22
Korisches Tiefland, außerhalb Niffelheims, Kore Peripherie22. April 3060
Goldjunge trug Sturm Kintaro schnell über die dunkle Permafrostlandschaft Kores. Der Mech kam gut voran, mit rund sechzig Stundenkilometern, für die riesige Kampfmaschine ein schneller Trab. Sturm wollte sich nicht zu schnell bewegen, um den Mech nicht unnötig aufzuheizen und so die Gefahr einer Entdeckung zu vergrößern. Die meisten Wärmetauscher des Goshawk arbeiteten ohnehin im Leerlauf, um die an die Außenluft abgegebene Hitze auf das absolute Minimum zu begrenzen. Er wollte nicht von irgendwelchen Sensoren oder Routinepatrouillen der Piraten bemerkt werden. Dadurch war das Innere der Pilotenkanzel ungewöhnlich warm, und Sturm schwitzte bereits in Strömen, als er aus dem Gebirge kam. Er war sich allerdings nicht sicher, ob das am Hitzestau des Mechs oder an seiner Nervosität lag. Was er hier veranstaltete, war gleichermaßen waghalsig und gefährlich. Wenn Krenner das geahnt hätte ...
Aber Krenner ahnt nichts davon, dachte Sturm. Der alte Feldwebel würde ihn mit einem Donnerwetter empfangen, wenn er erst zurück war, aber Sturm hatte keine andere Wahl gehabt. Susie Ryan drohte, seinen Vater umzubringen. Das konnte Sturm nicht zulassen. Nicht, solange er die Möglichkeit hatte, etwas dagegen zu unternehmen.

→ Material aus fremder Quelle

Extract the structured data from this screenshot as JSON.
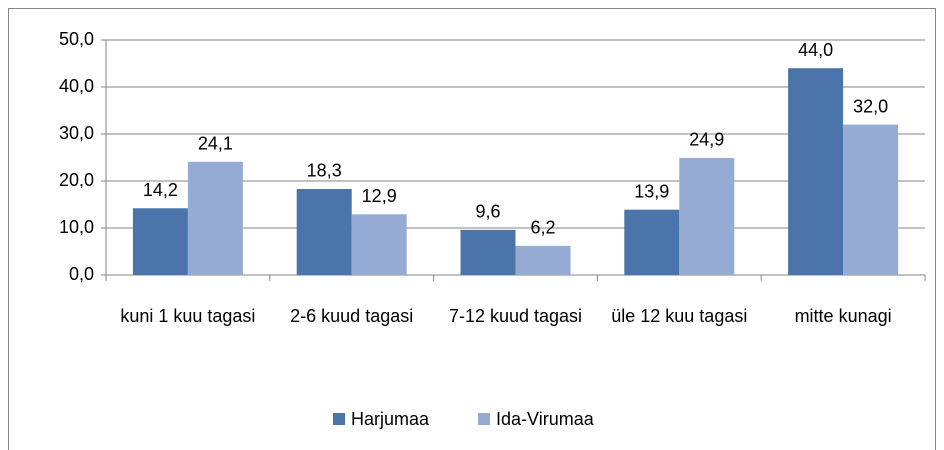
{
  "chart_data": {
    "type": "bar",
    "categories": [
      "kuni 1 kuu tagasi",
      "2-6 kuud tagasi",
      "7-12 kuud tagasi",
      "üle 12 kuu tagasi",
      "mitte  kunagi"
    ],
    "series": [
      {
        "name": "Harjumaa",
        "color": "#4a74aa",
        "values": [
          14.2,
          18.3,
          9.6,
          13.9,
          44.0
        ],
        "value_labels": [
          "14,2",
          "18,3",
          "9,6",
          "13,9",
          "44,0"
        ]
      },
      {
        "name": "Ida-Virumaa",
        "color": "#95abd4",
        "values": [
          24.1,
          12.9,
          6.2,
          24.9,
          32.0
        ],
        "value_labels": [
          "24,1",
          "12,9",
          "6,2",
          "24,9",
          "32,0"
        ]
      }
    ],
    "ylim": [
      0,
      50
    ],
    "yticks": [
      {
        "value": 0,
        "label": "0,0"
      },
      {
        "value": 10,
        "label": "10,0"
      },
      {
        "value": 20,
        "label": "20,0"
      },
      {
        "value": 30,
        "label": "30,0"
      },
      {
        "value": 40,
        "label": "40,0"
      },
      {
        "value": 50,
        "label": "50,0"
      }
    ],
    "grid": true,
    "legend": "bottom"
  }
}
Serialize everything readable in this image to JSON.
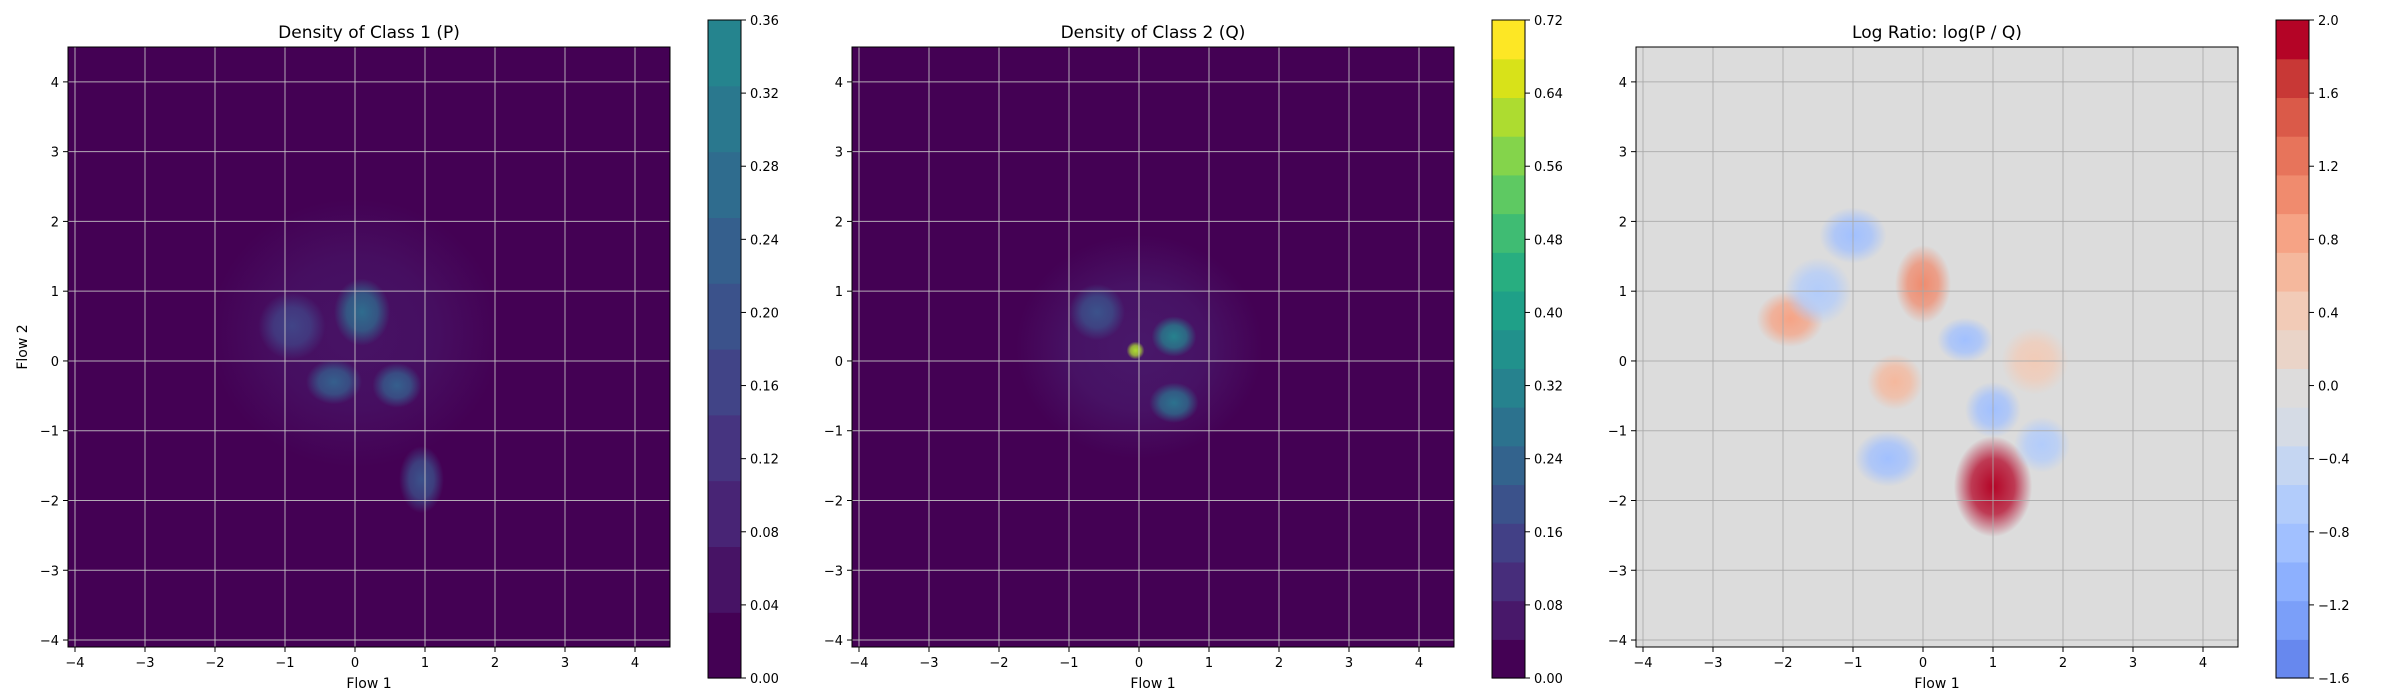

Selbst wenn das genau das war, was Ryan von ihm erwartete.
Er steuerte den Mech geschickt über die Tundra und orientierte sich dabei ausschließlich mit Hilfe des Sternenlichts und der lichtverstärkenden Optiksensoren des Goldjungen. Mehr brauchte er auch nicht. Er hatte das korische Tiefland in den letzten Jahren auf seinen Trainingmissionen in alle denkbaren Richtungen durchquert und kannte es wie seine Westentasche. Er wußte, wo die Bodenspalten und Schlote waren, denen er ausweichen mußte. Und er wußte, wie er das Gelände dazu ausnutzen konnte, seine Annäherung an die alte Basis der Lanciers zu verbergen.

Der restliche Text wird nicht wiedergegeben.